Published time: August 19, 2014 09:17
RIA Novosti / Katerina Sovdagari

RIA Novosti / Katerina Sovdagari

The Russian cabinet has approved the bill introducing heavy fines for businessmen who violate the rules on obligatory marking of foodstuffs containing genetically-modified products.

The bill has been drafted by the state consumer rights agency Rospotrebnadzor and concerns all food and beverage products containing genetically-modified organisms or their parts, or which are made using such organisms. Entrepreneurs who fail to put markings on the products they sell or distort the information will be fined between 20,000 and 150,000 rubles (US$555 - $4150). Control bodies can also confiscate the improperly marked stock.

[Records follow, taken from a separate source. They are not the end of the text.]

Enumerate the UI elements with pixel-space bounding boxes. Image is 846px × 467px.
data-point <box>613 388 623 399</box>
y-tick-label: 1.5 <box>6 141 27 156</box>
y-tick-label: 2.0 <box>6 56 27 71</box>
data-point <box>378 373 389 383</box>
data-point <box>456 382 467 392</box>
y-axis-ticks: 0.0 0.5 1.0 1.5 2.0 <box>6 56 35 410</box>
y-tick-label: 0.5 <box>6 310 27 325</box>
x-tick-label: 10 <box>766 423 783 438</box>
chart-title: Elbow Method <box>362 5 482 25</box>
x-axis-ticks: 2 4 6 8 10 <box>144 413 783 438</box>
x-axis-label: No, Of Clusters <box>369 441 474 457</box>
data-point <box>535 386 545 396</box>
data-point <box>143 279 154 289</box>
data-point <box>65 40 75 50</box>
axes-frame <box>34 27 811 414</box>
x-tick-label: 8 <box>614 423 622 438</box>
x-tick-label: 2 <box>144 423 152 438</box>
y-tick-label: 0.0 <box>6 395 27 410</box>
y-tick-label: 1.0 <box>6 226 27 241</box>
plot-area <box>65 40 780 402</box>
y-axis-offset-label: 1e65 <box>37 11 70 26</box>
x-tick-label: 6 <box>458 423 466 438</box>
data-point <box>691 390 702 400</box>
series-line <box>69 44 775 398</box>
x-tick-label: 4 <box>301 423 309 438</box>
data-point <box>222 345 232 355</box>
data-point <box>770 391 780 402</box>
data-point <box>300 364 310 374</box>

The current Russian law orders clearly visible indication on all goods that contain 0.9 percent of genetically-modified organisms by weight. There are no limitations on the turnover or production of GMO-containing foodstuffs.

Russian legislators and officials from the Agriculture Ministry have previously complained that the regulations concerning the turnover of GMO products lacked proper enforcement and suggested a temporary ban on all genetically-altered products in the country.

Other government agencies, including Rospotrebnadzor argued that since Russia joined the WTO in 2012, trade restrictions can be imposed only after the hazardous effects of the banned goods are scientifically proven. They also quoted the statistics reading that the share of GMO in Russian food industry had declined from 12 percent to just 0.01 percent over the past 10 years and currently there are just 57 registered food products containing GMO in the country.

Nevertheless, most of the Russian lawmakers are pushing for changing the existing law On Safety and Quality of Alimentary Products by introducing a norm set for the maximum allowed content of transgenic and genetically modified components. The motion’s initiators want to make this norm zero for all foodstuffs produced in Russia.

In February this year, Prime Minister Dmitry Medvedev held a government session dedicated to the problem in which he said that Russia will create its own research base for genetically-modified organisms that would provide the authorities with expert information and allow for further legislative movements and executive decisions.

Medvedev also warned against perceiving the GMO products as “absolute evil,” but noted that the government did not support their use in the food industry.